Much of the money comes from such major institutions as pension funds,
insurance companies, banks, foundations, and colleges and universities.
Today about 52% of households own stock, compared to 32% in 1989.
Americans pride themselves on the efficiency of their stock market and
other capital markets. These markets owe their success in part to computers,
but they also depend on tradition and trust. There are thousands of
stocks, but shares of the largest, best-known, and most actively traded
corporations generally are listed on the New York Stock Exchange (NYSE).

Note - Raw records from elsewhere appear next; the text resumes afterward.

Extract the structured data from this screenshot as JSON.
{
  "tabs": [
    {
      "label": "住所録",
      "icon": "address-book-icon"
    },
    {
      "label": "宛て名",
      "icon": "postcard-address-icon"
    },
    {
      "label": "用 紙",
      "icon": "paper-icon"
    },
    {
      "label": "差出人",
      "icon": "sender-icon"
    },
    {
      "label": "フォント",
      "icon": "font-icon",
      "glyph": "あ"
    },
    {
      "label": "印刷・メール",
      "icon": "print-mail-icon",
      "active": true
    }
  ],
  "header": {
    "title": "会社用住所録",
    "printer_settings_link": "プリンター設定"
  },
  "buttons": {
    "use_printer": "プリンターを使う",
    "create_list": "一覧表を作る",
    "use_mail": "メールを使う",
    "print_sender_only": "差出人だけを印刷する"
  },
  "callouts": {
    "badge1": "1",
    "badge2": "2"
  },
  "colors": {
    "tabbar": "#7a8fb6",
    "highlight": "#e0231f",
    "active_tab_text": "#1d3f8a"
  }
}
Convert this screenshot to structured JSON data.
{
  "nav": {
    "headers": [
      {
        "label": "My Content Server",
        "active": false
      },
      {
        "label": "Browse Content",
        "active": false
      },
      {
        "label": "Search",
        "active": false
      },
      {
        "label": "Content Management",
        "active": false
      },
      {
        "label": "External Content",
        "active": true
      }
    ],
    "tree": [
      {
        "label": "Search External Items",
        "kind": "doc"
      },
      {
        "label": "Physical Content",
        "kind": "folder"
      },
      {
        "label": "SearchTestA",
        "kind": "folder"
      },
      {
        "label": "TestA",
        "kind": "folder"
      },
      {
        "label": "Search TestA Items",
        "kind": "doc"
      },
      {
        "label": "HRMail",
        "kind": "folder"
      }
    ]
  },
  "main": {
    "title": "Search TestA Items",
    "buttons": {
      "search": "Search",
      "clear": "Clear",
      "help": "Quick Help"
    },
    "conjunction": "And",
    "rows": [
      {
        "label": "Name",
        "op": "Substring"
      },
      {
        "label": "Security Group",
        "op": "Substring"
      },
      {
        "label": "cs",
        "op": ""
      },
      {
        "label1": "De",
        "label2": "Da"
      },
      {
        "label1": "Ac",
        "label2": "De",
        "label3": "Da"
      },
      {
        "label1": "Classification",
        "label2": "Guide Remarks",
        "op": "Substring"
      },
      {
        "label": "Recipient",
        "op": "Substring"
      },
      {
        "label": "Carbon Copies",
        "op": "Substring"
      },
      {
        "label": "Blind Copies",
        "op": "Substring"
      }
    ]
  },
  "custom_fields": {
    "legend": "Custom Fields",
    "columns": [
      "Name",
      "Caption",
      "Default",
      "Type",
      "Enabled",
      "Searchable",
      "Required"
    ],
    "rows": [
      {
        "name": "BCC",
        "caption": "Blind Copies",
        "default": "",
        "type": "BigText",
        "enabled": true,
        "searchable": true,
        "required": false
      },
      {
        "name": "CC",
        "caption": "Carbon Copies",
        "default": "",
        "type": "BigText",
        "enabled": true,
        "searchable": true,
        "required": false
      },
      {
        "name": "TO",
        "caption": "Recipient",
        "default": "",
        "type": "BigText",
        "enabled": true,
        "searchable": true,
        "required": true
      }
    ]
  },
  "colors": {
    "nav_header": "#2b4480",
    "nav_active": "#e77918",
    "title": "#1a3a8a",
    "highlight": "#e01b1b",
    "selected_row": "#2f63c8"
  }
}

The largest number of different stocks and bonds traded are traded on
the National Association of Securities Dealers Automated Quotation system,
or Nasdaq. This so-called over-the-counter exchange, which handles trading
in about 5,240 stocks, is not located in any one place; rather, it is
an electronic communications network of stock and bond dealers. An unprecedented
boom in the stock market, combined with the ease of investing in stocks,
led to a sharp increase in public participation in securities markets
during the 1990s. The annual trading volume on the New York Stock Exchange,
or "Big Board," soared from 11,400 million shares in 1980 to 169,000
million shares in 1998.
The Securities and Exchange Commission (SEC), which was created in 1934,
is the principal regulator of securities markets in the United States.
Before 1929, individual states regulated securities activities. But
the stock market crash of 1929, which triggered the Great Depression,
showed that arrangement to be inadequate. The Securities Act of 1933
and the Securities Exchange Act of 1934 consequently gave the federal
government a preeminent role in protecting small investors from fraud
and making it easier for them to understand companies' financial reports.